Research

We study malaria across its life cycle, from immune evasion in humans to parasite regulation in infections and mosquito host-seeking behavior. By combining parasitology, immunology, and vector ecology, we identify weak points in the parasite–host–vector system to guide new vaccines, drugs, and vector control tools that lower transmission and disease burden.
First, we aim to understand how Plasmodium falciparum evades the host’s innate immune system during transmission and early infection.

By elucidating the molecular and cellular strategies the parasite employs to avoid complement attack and other immune mechanisms, we seek to uncover vulnerabilities that could be exploited in the design of novel vaccines and therapeutics.
Second, we are investigating how P. falciparum regulates its population dynamics within the human host.

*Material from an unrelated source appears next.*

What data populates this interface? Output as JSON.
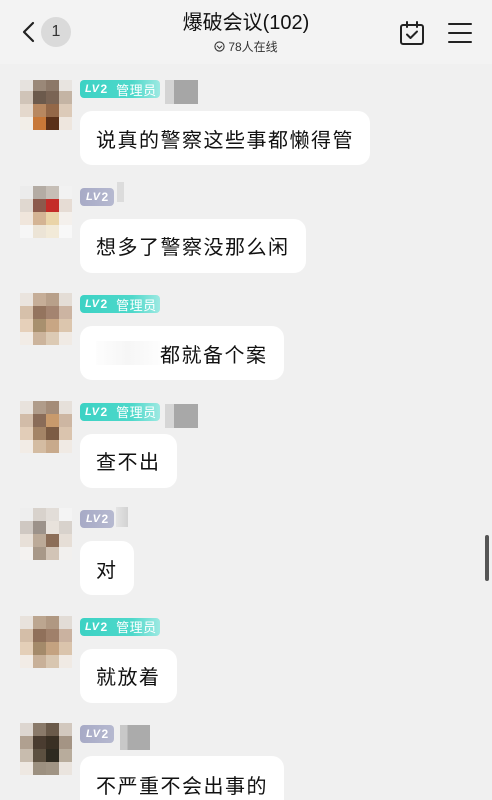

This includes exploring how the parasite avoids over-proliferation that could harm the host, maintains lineage fitness, and adapts to stressors such as antimalarial drugs and immune pressure. A key hypothesis under investigation is that programmed cell death (PCD) may play a role in these processes by enabling the selective elimination of less fit parasites or facilitating adaptation to adverse conditions.
Third, we focus on the behavioral ecology of malaria-transmitting mosquitoes, particularly species-specific host-seeking behavior.

This knowledge is applied to the development of novel vector control tools. Prototype interventions are first tested under controlled laboratory conditions in our insectary in Helsinki. Those showing promise are advanced to Phase II semi-field trials and Phase III community trials in northeastern Tanzania. These field trials include a strong social science component, ensuring that interventions align with community needs and expectations, thereby enhancing sustainability and long-term impact.
Together, these three research strands create an integrated framework that links parasite immune evasion, within-host regulation, and vector ecology.

This holistic approach allows us to study malaria across its complex life cycle and identify intervention points that can be targeted to reduce transmission, disease burden, and the emergence of resistance.

Our laboratory is fully equipped to support these research areas, with the capacity to culture Plasmodium falciparum in vitro, maintain the complete life cycle of Anopheles mosquitoes, and conduct malaria infection studies using established mouse models.